A outra mensagem: ‘’ Silvia Bragança, artista plástica,professora de artes e poetisa. Fez o livro Sonho de Lua, de poemas para criancas, e não só,  com ilustrações suas e de suas sobrinhas. A capa e contracapa e algumas ilustrações por ela desenhadas no computador , técnica nova para ela. Tudo pensado e elaborado com muita sensibilidade  e carinho. O livro surgiu de uma conversa nossa animada numa feira de livro.
Eu estava me aventurando numa nova área de trabalho, pouco sabendo de edição, gráfica e alguns, cantávamos com o apoio da Kapicua através do Capão e da Cecilia. A paixão da Sílvia pelo que fazia, me levou adiante, eu já entusiasmada e ja obcecada com “O Sonho de Lua”. É em dezembro de 2010 a minha loja/editora Brinduka fez o lançamento oficial . Silvia estava em Goa, suas sobrinhas foram representá-la.

Cada poeminha, cada desenho sempre foi discutido comigo, nos encontros com os seu chás e docinhos indianos e  descobrindo as artes que fazia em casa  e com escolas, os seus planos para novas aulas.e ouvia as suas falas sobre o amor da sua vida, do amor ao ensino. O primeiro exemplar nas nossas mãos foi de uma emoção incrível. Eramos 2 crianças com um novo brinquedo, raro e desejado. E mais tarde, eu já no Brasil, o Sonho da Lua chegou ao Brasil através da Kapulana, editora, que aqui editou com uma  nova roupagem, mas com o mesmo capricho.

Hoje a notícia da sua morte me desconstruiu. Fazia tempos que nada sabia dela, perdemos contato.  Só a lembrança da pessoa especial, é sempre foi a de carinho, respeito e admiração pela Silvia Bragança, a amiga mais velha e dos seus “papos” complexos. Fui procurar nossas correspondências. De maio a dezembro de 2010.
Há versinhos e desenhos bem infantis, há ,versos mais intensos de paixão,  há versos sobre os males do mundo. E chorei. Resta-me deixar o meu adeus. Nem abraços de amigos comuns não terei para consolar. Sou-lhe grata por ter me dando as asas do passarinho, as fases da lua, a alegria do elefante do Niassa, a força  chuva e do trovão. E mais, por ter acreditado na minha capacidade e me dado empurrão pra seguir.’’

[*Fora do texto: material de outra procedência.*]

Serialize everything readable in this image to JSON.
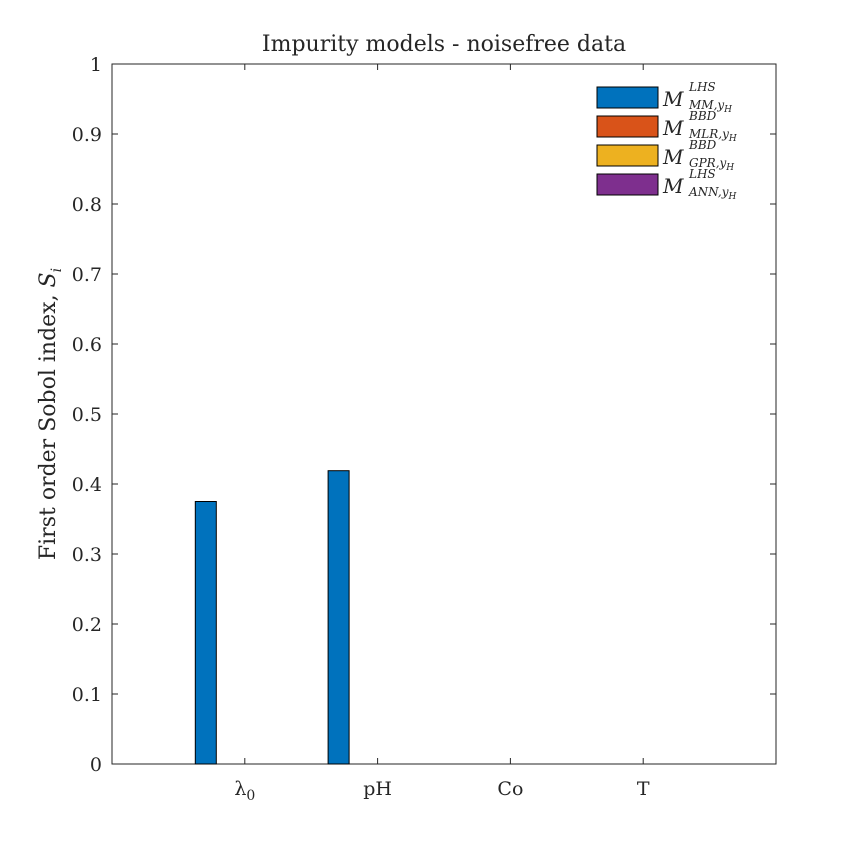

Uma nota da vida e obra de Sílvia Bragança

Sílvia Bragança foi casada com Aquino de Bragança, figura importante na libertação dos povos africanos e na luta contra o sistema colonial português. Aquino morreu em 1986 em um acidente de avião, no qual se encontrava toda a comitiva do então presidente de Moçambique, Samora Machel, de quem era muito próximo, também falecido na ocasião. Nasceu em Goa,em  1937, onde cresceu e teve as primeiras lições de pintura e óleo. Viveu entre Goa, Portugal e Moçambique. Dedicou-se à educaçao e pesquisa na área da cultura, em Portugal, Moçambique e Goa, onde produziu variados trabalhos, incluindo Livros de Arte para alunos e professores de arte, representada no Dicionário Contemporâneo de Arte Portuguesa.

Sua experiência em três continentes: Ásia, seu berço natal; Europa, a conquista académica na Área Artística, África, a Liberdade associada ao sofrimento pelo perda do ente mais querido e pela guerra, conduzem-na a retratar temas relacionados com a Paz, a Opressão, a Liberdade e a reflectir esteticamente os valores da humanidade. últimamente a sua pesquisa se desenvolveu na imagem concebida através do computador e a investigação na ligação da Arte à Matemática que é a sua segunda paixão. Entre 1971 e 2000 participou em mais de  10 exposições individuais em Lourenço Marques, Beira, Luanda, Tomar, Lisboa, Porto, Maputo, Goa.